Simitian is also looking to release information about a lawsuit against the county from Martin Nunez. In psychiatric distress, Nunez ran head first into the metal door of his cell and injured his spine in August 2019. His complaint filed in January said he was left in his cell for an extended period of time, and officers moved him roughly, exacerbating his spinal injuries despite his screams. He still requires “substantial ongoing care” for his injuries, and his claim against the county is unresolved.

Sheriff Laurie Smith responded in a statement shared by a spokesman.

“These incidents were tragic and the impact to them and their families cannot be understated,” she said. “Both were in custody for minor charges and should have been placed in treatment facilities, not a jail.

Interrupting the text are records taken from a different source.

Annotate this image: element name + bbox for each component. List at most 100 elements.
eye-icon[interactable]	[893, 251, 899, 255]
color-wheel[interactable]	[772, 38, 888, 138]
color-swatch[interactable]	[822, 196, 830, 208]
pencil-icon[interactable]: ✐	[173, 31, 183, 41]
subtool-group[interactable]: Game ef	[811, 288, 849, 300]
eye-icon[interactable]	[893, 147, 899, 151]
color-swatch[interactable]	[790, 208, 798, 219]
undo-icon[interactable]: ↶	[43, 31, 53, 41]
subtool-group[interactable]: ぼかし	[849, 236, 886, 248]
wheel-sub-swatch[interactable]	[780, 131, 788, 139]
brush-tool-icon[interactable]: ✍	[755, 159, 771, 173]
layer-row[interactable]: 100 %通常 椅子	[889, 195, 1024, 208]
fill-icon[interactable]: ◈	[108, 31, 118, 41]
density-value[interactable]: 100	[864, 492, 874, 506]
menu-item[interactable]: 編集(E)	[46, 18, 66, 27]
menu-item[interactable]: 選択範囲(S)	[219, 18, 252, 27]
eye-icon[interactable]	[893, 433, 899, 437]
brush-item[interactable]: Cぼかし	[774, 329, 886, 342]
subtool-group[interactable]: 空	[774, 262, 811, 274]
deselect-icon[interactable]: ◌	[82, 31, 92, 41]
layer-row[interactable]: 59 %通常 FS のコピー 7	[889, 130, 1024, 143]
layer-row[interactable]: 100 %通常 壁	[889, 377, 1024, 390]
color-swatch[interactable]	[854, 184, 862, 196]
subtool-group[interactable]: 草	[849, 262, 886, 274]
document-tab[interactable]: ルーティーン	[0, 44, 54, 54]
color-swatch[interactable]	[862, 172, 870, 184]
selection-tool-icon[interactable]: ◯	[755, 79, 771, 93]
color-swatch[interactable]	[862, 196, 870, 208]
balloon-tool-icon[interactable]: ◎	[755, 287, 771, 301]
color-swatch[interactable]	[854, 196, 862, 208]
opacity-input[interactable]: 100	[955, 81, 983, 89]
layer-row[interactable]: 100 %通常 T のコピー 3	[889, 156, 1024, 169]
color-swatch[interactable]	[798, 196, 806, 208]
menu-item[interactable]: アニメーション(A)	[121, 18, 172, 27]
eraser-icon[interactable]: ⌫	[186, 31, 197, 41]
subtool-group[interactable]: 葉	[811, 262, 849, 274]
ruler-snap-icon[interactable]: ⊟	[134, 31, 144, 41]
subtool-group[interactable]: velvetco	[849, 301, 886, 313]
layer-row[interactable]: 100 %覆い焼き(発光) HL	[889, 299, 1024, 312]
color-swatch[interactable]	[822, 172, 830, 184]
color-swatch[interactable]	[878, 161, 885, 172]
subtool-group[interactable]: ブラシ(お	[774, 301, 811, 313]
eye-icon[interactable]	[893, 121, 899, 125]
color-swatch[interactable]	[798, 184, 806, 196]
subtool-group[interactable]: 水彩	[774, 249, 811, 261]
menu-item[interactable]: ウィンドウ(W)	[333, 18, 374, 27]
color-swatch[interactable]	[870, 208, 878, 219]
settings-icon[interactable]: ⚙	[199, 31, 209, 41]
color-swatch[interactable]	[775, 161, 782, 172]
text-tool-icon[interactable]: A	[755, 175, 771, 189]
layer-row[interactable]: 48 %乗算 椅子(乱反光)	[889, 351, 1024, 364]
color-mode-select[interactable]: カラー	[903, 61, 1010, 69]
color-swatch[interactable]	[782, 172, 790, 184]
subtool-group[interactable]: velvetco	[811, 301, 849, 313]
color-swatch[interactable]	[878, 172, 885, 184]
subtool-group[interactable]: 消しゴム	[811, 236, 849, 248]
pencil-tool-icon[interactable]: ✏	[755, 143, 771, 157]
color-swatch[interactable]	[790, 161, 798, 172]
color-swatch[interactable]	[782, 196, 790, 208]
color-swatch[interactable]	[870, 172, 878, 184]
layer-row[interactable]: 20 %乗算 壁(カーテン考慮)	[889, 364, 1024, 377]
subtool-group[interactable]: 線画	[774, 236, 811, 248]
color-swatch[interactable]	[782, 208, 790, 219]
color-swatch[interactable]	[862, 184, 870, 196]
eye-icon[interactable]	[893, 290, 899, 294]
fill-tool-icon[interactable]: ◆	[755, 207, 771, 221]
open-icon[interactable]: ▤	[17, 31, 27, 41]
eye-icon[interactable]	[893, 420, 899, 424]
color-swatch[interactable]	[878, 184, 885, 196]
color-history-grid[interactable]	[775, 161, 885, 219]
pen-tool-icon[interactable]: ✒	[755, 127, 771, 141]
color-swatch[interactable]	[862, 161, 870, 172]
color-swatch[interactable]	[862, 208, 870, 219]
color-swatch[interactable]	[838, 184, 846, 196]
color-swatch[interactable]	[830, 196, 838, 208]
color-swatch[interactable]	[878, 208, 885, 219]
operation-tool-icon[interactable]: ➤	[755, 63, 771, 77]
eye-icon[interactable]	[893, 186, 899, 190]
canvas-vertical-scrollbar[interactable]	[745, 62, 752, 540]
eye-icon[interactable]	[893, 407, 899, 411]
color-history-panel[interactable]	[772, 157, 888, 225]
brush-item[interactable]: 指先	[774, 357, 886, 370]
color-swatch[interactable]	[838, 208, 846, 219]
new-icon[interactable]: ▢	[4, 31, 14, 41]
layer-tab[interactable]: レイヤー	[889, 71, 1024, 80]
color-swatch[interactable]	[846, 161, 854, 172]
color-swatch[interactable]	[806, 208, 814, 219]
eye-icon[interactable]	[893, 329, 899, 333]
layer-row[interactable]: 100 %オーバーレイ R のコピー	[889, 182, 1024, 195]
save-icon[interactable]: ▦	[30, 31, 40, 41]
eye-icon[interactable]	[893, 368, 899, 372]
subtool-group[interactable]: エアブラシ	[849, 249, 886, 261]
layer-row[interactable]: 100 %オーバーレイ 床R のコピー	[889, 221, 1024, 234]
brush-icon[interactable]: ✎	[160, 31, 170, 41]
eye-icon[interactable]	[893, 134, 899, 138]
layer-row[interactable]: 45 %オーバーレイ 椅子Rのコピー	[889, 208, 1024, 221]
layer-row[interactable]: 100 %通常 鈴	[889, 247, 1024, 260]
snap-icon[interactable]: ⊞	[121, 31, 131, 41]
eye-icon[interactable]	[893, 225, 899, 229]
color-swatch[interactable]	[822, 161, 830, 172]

I have long been a proponent of mental health treatment for individuals suffering from mental illness, not incarcerating them in a jail environment.”

Facilities have been improved for those with disabilities and modified with suicide prevention construction, she said.

The jail is severely understaffed, making it difficult to operate in a safe and secure manner, she said. The sheriff’s office was reduced by 266 positions since 2019.
Simitian said the issues at the jail are not from a lack of funding or resources. The department of corrections had a $160 million budget in 2012 and a $232 million budget this year.

Smith, 69, began her career with the sheriff’s office in 1973. She was elected in 1998 and re-elected five times since. She took over operation of the jail in 2010.
Smith has not announced she is running next year. Simitian said only one candidate, Sgt. Christine Nagaye, has announced she will challenge Smith, and she faces an uphill battle.